Il était donc nécessaire de s’opposer à cette adhésion, pour préserver l’Europe des appétits néo-ottomanistes de l’AKP, mais il faudrait désormais trancher dans le vif.
Un pays qui ne reconnaît pas sa responsabilité historique dans le martyr d’un peuple européen, les Arméniens, qui ne respecte pas un état membre et souverain, Chypre, qui méprise l’héritage antique hellénique (pensons à cette ville gréco-romaine abandonnée aux eaux pour construire un barrage), qui de manière évidente tourne le dos aux valeurs fondamentales de l’Europe, n’a pas sa place dans une Europe politique digne de ce nom. Kemal a échoué à faire de la Turquie un pays occidental, tout comme Reza Shah et son fils ont échoué à faire renouer l’Iran avec sa vieille mémoire. En effet, une Europe qui s’auto-flagelle, qui est incapable de se défendre contre l’arrogance américaine et les provocations islamiques, qui est incapable aussi de faire respecter ses frontières, une Europe faible en somme, ne saurait inciter ses voisins à l’imiter. Les révolutions arabes, prétendument démocratiques, ouvrent en vérité des boulevards à l’islamisme. N’oublions pas que la démocratie n’est possible que dans des sociétés fortes et éduquées, sinon elle amène son exact contraire, l’autoritarisme, au pouvoir.

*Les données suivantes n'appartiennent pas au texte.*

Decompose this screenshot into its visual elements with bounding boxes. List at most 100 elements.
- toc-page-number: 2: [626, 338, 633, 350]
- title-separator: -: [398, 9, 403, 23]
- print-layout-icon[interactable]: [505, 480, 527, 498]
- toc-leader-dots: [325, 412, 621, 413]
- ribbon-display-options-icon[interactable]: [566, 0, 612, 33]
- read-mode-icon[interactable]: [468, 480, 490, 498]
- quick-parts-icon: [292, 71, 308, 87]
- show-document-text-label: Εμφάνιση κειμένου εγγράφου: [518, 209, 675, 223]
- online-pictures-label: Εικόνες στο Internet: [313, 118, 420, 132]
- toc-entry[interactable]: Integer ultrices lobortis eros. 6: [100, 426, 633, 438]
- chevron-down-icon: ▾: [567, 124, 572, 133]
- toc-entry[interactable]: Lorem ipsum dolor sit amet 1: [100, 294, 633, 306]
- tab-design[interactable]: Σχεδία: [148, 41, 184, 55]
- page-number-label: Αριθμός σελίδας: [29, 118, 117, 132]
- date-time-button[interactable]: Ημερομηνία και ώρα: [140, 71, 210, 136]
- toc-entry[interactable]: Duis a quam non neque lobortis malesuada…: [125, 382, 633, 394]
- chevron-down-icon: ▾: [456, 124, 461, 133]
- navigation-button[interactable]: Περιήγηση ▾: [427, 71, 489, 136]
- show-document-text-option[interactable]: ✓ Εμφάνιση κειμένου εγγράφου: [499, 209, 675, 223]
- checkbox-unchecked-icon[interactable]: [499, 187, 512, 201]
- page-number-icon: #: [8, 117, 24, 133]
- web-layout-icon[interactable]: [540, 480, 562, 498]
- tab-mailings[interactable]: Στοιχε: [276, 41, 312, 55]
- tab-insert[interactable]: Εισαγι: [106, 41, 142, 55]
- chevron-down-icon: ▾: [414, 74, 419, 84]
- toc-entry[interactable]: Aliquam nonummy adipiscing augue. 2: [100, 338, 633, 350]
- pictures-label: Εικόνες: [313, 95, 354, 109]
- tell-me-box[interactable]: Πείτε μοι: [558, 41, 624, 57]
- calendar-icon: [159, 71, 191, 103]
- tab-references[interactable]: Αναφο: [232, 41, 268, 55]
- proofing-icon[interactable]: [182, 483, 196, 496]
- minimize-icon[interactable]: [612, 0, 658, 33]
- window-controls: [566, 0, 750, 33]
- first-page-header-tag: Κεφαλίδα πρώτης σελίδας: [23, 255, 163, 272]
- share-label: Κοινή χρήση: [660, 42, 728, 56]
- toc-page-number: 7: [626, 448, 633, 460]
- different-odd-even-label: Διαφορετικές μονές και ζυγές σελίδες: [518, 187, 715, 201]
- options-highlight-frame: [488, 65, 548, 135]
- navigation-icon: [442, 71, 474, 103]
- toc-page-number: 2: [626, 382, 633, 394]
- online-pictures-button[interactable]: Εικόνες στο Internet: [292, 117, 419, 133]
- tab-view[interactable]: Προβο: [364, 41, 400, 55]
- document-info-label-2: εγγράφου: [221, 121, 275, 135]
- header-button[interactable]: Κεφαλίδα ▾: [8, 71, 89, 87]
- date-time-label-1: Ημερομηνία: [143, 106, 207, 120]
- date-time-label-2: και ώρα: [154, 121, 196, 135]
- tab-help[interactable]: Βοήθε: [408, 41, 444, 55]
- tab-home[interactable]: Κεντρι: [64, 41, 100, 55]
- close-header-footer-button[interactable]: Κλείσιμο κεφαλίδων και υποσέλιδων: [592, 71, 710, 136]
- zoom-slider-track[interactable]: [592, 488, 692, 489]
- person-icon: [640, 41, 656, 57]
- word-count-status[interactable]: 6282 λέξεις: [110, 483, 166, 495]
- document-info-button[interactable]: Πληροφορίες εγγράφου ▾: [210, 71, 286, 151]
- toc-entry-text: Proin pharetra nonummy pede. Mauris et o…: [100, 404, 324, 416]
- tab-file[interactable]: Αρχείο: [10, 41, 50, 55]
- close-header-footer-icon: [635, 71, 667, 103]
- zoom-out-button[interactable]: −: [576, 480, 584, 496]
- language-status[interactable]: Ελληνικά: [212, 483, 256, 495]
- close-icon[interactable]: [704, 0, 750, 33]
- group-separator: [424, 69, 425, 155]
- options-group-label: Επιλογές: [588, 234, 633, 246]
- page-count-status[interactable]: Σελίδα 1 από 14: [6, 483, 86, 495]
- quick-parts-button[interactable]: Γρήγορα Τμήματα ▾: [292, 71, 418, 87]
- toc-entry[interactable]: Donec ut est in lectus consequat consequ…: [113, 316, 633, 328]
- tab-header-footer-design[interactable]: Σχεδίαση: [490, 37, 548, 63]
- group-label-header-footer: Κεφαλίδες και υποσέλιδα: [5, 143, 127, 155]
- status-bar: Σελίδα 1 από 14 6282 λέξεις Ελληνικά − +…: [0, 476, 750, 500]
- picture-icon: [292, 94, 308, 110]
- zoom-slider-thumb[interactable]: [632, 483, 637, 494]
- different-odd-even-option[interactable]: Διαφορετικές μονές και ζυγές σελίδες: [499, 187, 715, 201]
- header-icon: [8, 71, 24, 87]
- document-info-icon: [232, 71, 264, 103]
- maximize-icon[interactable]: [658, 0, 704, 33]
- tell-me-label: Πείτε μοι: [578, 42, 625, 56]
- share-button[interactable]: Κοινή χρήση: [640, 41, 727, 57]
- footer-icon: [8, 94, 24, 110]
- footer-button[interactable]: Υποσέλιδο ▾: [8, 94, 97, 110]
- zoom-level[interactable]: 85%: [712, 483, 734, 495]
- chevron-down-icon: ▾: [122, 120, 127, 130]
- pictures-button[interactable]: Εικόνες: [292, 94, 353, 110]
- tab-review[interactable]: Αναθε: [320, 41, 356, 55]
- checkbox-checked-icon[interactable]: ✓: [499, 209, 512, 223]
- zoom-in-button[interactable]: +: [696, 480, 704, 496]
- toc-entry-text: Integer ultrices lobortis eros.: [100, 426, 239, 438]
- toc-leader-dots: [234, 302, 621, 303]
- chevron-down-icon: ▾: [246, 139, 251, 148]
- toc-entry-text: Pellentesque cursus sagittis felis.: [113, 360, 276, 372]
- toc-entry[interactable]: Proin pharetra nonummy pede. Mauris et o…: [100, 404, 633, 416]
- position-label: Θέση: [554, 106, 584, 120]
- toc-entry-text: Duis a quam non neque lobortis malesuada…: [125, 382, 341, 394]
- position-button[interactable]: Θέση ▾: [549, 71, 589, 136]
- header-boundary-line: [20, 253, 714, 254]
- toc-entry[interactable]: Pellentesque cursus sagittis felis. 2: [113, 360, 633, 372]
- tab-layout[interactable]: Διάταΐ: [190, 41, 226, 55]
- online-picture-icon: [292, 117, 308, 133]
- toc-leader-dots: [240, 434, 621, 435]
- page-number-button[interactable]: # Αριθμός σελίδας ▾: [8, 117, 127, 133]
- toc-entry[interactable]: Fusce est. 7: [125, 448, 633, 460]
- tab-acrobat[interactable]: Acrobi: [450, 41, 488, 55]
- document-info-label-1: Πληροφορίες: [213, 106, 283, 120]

En fait, en disant un non extrêmement clair à l’adhésion turque, en mettant fin de manière unilatérale et brusque à ce processus, nous pourrions permettre au peuple turc de se réveiller et de démasquer les tyrans. Non seulement les Européens ne veulent pas de la Turquie comme membre mais le peuple turc lui-même n’y est pas spécialement favorable. En arrêtant cette hypocrisie, nous pourrions rendre un véritable service aux Turcs, au lieu de favoriser l’AKP. En agitant le chaud et le froid, l’Union Européenne désarme les vrais européistes turcs et favorise les faux européistes de l’AKP.